Para os amantes da “busodiversidade” visual, ainda há as linhas intermunicipais, às vezes com variação dentro da mesma empresa. Elas são a especialidade de Luiz Antonio Dória, 33, conhecido no meio como Viajante Doria. Ele é o responsável pelo site Relatos de de Viagem Etc., que usa a busologia para falar de História e turismo. Seus roteiros são puro pinga-pinga. Um exemplo de 2014: Angra dos Reis até Santos, só em linhas urbanas. A viagem se estendeu das 6h às 23h não pelo tráfego, mas porque foi feita em sete ônibus diferentes e uma balsa. “Terminou todo mundo cansado, mas feliz”, conta Dória.
O Viajante não vê graça em avião. Segundo ele, não se vê a paisagem: “Já a janela do ônibus é como se fosse uma tela de cinema. Você enxerga um filme passando”.
Um dos objetivos de Dória é usar seu site para contar a história das empresas de transporte. Uma história que, segundo ele, depende dos busólogos para ser preservada. Adriano Minervino concorda e lamenta que, anos atrás, algumas companhias desconfiassem de quem as procurava buscando informações. “Não entendiam, suspeitavam de espionagem industrial. Hoje, a maioria mudou de atitude”, ressalta Adriano.
A empresa Nossa Senhora de Lourdes tem o projeto Portas Abertas, que seleciona inscritos para visitas guiadas. Foi em sua sede, na Penha, que a Revista O Globo presenciou o encontro de busólogos. Nesse passeio, a grande estrela foi um veículo só com chassi — a carroceria tinha sido incendiada no Complexo do Alemão. “É ótimo recebê-los. São nossos maiores fãs e grandes fontes de informação”, diz Caio Rivera, do setor de comunicação da viação.
Além das visitas a empresas, há confraternizações promovidas pelas equipes, encontros dos busólogos de cada estado e a concorrida “Viver, ver e rever”, exposição de veículos antigos que todo ano atrai milhares para o Memorial da América Latina, em São Paulo.

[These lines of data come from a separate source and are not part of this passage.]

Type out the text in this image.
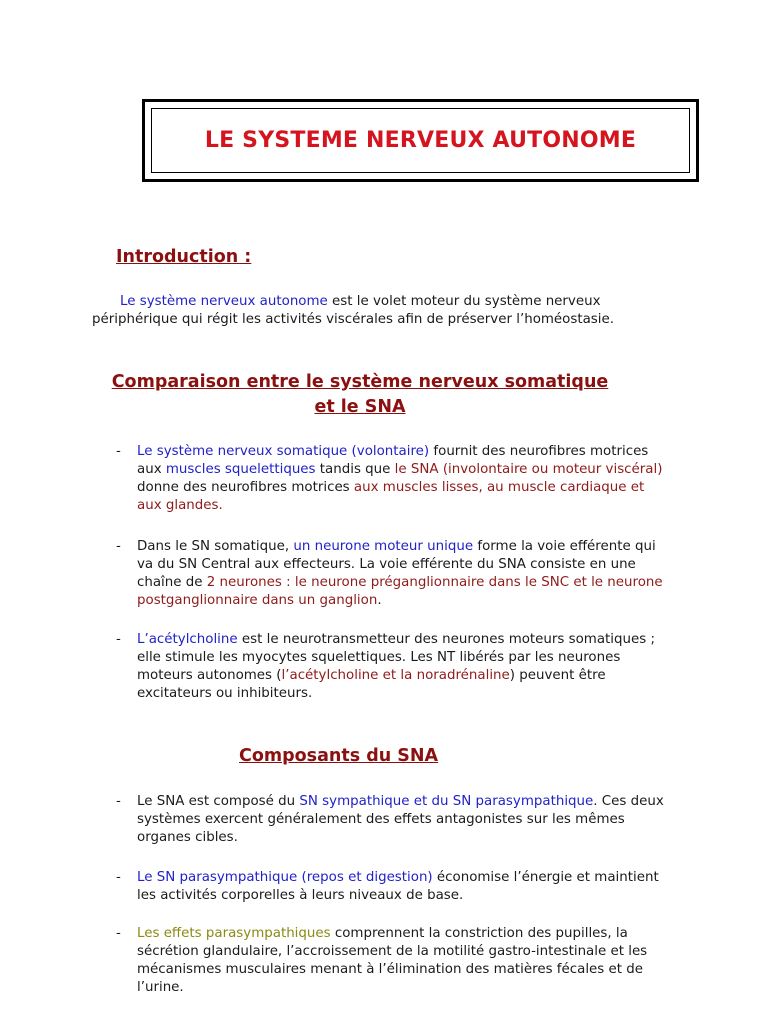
LE SYSTEME NERVEUX AUTONOME
Introduction :
Le système nerveux autonome est le volet moteur du système nerveux
périphérique qui régit les activités viscérales afin de préserver l’homéostasie.
Comparaison entre le système nerveux somatique
et le SNA
- Le système nerveux somatique (volontaire) fournit des neurofibres motrices
aux muscles squelettiques tandis que le SNA (involontaire ou moteur viscéral)
donne des neurofibres motrices aux muscles lisses, au muscle cardiaque et
aux glandes.
- Dans le SN somatique, un neurone moteur unique forme la voie efférente qui
va du SN Central aux effecteurs. La voie efférente du SNA consiste en une
chaîne de 2 neurones : le neurone préganglionnaire dans le SNC et le neurone
postganglionnaire dans un ganglion.
- L’acétylcholine est le neurotransmetteur des neurones moteurs somatiques ;
elle stimule les myocytes squelettiques. Les NT libérés par les neurones
moteurs autonomes (l’acétylcholine et la noradrénaline) peuvent être
excitateurs ou inhibiteurs.
Composants du SNA
- Le SNA est composé du SN sympathique et du SN parasympathique. Ces deux
systèmes exercent généralement des effets antagonistes sur les mêmes
organes cibles.
- Le SN parasympathique (repos et digestion) économise l’énergie et maintient
les activités corporelles à leurs niveaux de base.
- Les effets parasympathiques comprennent la constriction des pupilles, la
sécrétion glandulaire, l’accroissement de la motilité gastro-intestinale et les
mécanismes musculaires menant à l’élimination des matières fécales et de
l’urine.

Apesar de cada vez mais coletiva, o hobby também pode ser solitário. Em 18 de dezembro, na Rodoviária Novo Rio, um jovem clicava os ônibus sozinho. Não é de equipe nenhuma, e costuma guardar suas fotos para si. Gentilmente, pediu para não ser retratado ou identificado. Motivo: soldado do exército, em alguns dias seria transferido para a Maré. Segundo ele, para um militar em zona de conflito, sair no jornal equivale a pôr a cabeça a prêmio. Mas não queria pensar nisso. Era seu dia de folga. Dia de fotografar ônibus.